One question readers always ask me is “How did you get this job? How can I get one like it?”
If you’re new to my blog–this whole writing thing is something I do professionally. As in, it is my main source of income. Professional freelance writing is what I fill out under occupation on all my medical forms.
And while I usually get kind of a “yeah, right” look from the secretaries, I am not making this shit up–there are actually people out there that make a living through their writing.
But let’s clear this up right away to spare you any more confusion.
Here are some things I do not get paid to write: poetry, fan fiction, scifi, erotica, fantasy, romance novels, actual novels, and compilations.
I’m not saying that you absolutely, 100% can’t get paid writing those kind of things. I’m just saying that they’re certainly not the most lucrative fields of writing and if there is an editor looking to publish them, you should be aware that they probably don’t have the money to pay you regularly, like a salary that you could live on.
Here’s some examples of things that I DO get paid to write: the description on the menu for your favorite burrito, the back of the shampoo bottle that you read on the toilet, the instructions for your early pregnancy test that you mostly ignore while peeing in a quiet, private terror. Articles on how to correctly put on foundation. Articles on how to organize a cluttered vanity. Reviews on the pilot of a TV show you thought was kind of lame, but then ended up staying on air for another nine seasons. Editorials on chronic disease. Medical translation copy. Slogans for a new line of natural baby shampoos. Press kits for clients who need to get attention from the media. Press releases for clients who need to get attention from the media. Website content for clients that need to get attention from customers. Letters to editors on behalf of clients who need to get attention from the media. Signatures on the back of my checks before I push them through the ATM.
You want the truth about being a professional writer? It’s certainly not all glamorous and not everyone can just “do it.” You do not immediately go from zero to sixty and start regularly writing for Marie Claire. I started freelance writing, professionally–as in, with the goal to make money, when I was fourteen. I had a stacked portfolio from newspapers and community magazines offline–which didn’t mean jack shit once I started pitching national editors online. It’s a layering thing. One job leads to another job leads to another–but that only happens if you make it happen.
Here are Ten Types of People That Should Not Aspire to be Freelance Writers:
- The type of person who gets antsy about handing in their resume in person.
- The type of person who doesn’t call back every day until they hear a yes or no about their recent application.
- The type of person who can’t work quickly under pressure.
- The type of person who doesn’t like strangers.
- The type of person who doesn’t respond to their emails.
- The type of person who gets stomach cramps at the thought of an uncensored comment box.

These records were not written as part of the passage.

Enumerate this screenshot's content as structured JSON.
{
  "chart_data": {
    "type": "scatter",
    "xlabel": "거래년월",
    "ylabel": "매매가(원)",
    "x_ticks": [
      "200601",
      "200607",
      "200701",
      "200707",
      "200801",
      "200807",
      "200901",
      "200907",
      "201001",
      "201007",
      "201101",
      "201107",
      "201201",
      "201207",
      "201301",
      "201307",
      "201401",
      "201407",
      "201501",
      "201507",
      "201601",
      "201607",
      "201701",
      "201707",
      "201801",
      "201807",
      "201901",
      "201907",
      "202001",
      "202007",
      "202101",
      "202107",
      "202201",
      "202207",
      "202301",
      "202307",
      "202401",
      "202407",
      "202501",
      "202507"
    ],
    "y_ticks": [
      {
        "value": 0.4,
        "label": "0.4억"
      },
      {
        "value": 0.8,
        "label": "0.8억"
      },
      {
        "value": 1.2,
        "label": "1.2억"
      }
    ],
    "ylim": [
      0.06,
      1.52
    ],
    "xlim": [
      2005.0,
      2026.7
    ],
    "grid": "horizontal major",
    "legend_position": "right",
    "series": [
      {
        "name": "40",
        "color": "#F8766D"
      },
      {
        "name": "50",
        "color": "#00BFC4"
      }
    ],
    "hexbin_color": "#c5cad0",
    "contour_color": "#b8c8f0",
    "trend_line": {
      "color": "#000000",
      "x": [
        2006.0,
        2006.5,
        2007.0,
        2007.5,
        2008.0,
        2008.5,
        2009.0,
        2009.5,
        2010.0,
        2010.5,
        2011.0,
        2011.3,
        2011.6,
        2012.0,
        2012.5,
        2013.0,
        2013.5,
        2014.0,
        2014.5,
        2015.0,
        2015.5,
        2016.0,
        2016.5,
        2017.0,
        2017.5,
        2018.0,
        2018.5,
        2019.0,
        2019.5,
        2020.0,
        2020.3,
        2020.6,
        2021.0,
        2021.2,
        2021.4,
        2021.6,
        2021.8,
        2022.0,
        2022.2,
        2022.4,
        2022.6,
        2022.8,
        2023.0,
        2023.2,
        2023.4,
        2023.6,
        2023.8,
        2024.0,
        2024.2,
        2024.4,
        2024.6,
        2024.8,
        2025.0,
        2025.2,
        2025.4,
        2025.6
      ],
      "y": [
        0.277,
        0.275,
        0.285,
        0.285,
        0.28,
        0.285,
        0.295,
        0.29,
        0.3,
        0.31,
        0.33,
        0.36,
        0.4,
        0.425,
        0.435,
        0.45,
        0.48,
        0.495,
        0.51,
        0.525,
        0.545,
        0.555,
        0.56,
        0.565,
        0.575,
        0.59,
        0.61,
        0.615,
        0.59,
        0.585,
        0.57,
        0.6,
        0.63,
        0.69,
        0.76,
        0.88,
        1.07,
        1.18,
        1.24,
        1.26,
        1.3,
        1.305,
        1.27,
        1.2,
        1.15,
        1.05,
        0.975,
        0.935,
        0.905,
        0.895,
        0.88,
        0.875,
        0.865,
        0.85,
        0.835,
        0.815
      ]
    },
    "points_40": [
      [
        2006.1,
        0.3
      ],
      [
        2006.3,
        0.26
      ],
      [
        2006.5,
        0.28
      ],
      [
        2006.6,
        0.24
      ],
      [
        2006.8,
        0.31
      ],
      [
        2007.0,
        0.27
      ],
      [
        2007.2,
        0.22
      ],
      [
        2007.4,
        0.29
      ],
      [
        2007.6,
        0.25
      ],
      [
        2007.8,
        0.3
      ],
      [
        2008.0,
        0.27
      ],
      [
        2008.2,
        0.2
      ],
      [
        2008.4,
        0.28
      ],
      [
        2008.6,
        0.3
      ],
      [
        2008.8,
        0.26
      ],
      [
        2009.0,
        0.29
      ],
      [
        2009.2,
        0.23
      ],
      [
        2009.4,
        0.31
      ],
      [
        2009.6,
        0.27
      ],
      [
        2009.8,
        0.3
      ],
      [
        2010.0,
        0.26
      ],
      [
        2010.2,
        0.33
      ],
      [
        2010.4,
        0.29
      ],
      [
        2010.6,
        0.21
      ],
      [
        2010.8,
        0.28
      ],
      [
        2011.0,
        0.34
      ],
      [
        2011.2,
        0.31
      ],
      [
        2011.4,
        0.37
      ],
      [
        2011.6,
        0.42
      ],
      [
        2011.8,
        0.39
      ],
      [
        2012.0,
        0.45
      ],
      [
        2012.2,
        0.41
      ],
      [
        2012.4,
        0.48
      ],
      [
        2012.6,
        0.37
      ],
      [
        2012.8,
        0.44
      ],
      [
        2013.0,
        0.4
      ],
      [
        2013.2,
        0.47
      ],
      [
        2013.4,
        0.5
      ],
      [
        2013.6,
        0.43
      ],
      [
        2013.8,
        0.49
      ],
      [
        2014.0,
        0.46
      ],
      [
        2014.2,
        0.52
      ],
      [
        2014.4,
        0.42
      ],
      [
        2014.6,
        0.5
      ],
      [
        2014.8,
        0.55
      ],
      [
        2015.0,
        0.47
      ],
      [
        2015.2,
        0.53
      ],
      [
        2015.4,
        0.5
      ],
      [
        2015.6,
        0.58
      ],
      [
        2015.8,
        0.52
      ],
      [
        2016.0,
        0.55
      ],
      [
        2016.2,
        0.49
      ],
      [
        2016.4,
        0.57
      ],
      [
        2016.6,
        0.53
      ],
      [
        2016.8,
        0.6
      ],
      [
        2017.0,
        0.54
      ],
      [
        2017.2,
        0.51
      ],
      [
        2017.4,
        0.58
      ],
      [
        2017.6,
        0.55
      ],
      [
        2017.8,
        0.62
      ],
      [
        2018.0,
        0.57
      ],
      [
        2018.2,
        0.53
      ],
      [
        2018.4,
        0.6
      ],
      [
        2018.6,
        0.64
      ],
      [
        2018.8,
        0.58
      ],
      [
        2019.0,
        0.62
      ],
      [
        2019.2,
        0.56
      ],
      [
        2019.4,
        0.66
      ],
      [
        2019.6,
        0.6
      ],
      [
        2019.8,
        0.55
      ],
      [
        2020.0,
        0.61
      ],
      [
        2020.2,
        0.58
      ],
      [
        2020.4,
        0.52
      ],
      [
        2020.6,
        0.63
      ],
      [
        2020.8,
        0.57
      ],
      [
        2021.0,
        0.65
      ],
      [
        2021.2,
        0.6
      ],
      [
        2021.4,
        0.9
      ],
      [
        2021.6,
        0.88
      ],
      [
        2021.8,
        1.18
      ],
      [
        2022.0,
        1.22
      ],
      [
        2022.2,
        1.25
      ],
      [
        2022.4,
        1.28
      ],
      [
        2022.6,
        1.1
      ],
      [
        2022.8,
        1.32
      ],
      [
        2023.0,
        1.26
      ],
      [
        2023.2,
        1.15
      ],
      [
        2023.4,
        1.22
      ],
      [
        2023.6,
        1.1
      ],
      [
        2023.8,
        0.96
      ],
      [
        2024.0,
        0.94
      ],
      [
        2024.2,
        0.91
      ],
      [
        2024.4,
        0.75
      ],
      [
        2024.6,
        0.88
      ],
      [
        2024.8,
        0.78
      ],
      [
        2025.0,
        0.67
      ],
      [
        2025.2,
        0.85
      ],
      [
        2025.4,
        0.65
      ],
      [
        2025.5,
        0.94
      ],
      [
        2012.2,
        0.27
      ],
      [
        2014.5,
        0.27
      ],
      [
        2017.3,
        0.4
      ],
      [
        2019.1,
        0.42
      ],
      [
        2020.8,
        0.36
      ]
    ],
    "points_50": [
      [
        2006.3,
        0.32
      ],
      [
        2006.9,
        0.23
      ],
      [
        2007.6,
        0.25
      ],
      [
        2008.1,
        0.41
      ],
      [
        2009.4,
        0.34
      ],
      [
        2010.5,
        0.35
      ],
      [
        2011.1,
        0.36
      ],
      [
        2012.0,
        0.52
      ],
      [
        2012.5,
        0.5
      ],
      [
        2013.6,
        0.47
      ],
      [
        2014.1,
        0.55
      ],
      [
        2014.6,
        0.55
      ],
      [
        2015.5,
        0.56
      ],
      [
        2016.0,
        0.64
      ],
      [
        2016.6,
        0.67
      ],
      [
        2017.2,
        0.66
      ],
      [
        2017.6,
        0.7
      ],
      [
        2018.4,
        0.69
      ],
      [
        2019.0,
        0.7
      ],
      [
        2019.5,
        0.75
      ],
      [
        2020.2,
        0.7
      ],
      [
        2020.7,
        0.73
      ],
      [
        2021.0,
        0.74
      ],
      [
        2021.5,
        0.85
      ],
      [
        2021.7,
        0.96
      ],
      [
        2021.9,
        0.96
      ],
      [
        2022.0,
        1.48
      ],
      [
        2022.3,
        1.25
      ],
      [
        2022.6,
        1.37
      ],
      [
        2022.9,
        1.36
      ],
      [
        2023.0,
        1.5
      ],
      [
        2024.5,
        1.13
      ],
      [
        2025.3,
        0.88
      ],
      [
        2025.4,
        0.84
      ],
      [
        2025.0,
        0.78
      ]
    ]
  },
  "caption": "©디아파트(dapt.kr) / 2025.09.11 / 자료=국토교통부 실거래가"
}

See, because much of my work is done from home and online, people can get the impression that it doesn’t take a lot of guts or effort. But the truth is it takes a lot of guts to pitch people from major magazines who you constantly feel are out of your league. And there is a lot of experience and education that helps you to see the fine line between stalking and gentle but aggressive encouragement. You know what else takes guts? Interviewing celebrities, professionals, demanding people who you feel are more important than you to abide by your deadlines, because if they don’t deliver, neither do you.
What? I still haven’t discouraged you from pushing your way into my very competitive field of work? Fair enough.
If you’re going to pursue freelance writing here are some basic tips
1) Take Responsibility of Your Shit: You are an island. You are a 1099. In every sense of the word, you’ve got be all adult about this. From keeping yourself on schedule (google calendar anyone?) to making sure you fact check that stat, you need to man up.
2) Don’t Be a Pussy: Not be vulgar or anything, but you’re going to have to suck it up. See, nobody has time for you, duckling. If you want somebody’s attention you’re going to have to work for it. Be aggressive with your pitches. Follow up. Re-apply. Connect with people you don’t know on People You May Know. How do you feel about sending an invoice with a payment timeline on it? Getting cold feet? Eh? EH?
3) You’re Going to Need to Google That: If you can believe it–there’s a whole host of people who don’t put their work contact on their twitter profile’s tiny summary. Editors, celebrities, even your sources can be hard to track down on the great and elusive google. You’re going to have to try a lot of @hearsts and @gmails before you track down the right one.
4) Don’t Do What I Just Did: Which was to underestimate the self-employment tax. Now I’m in hell. Ha ha ..ha…ha.
5) Set Your Rejection Reaction Time Limit: I like to keep mine at a cool three minutes. Just enough time to warm up the tear ducts and crack my knuckles before writing my next pitch. Don’t dwell on “no’s” and “thanks for your interest” they’re not crying over your lost talent, why should you?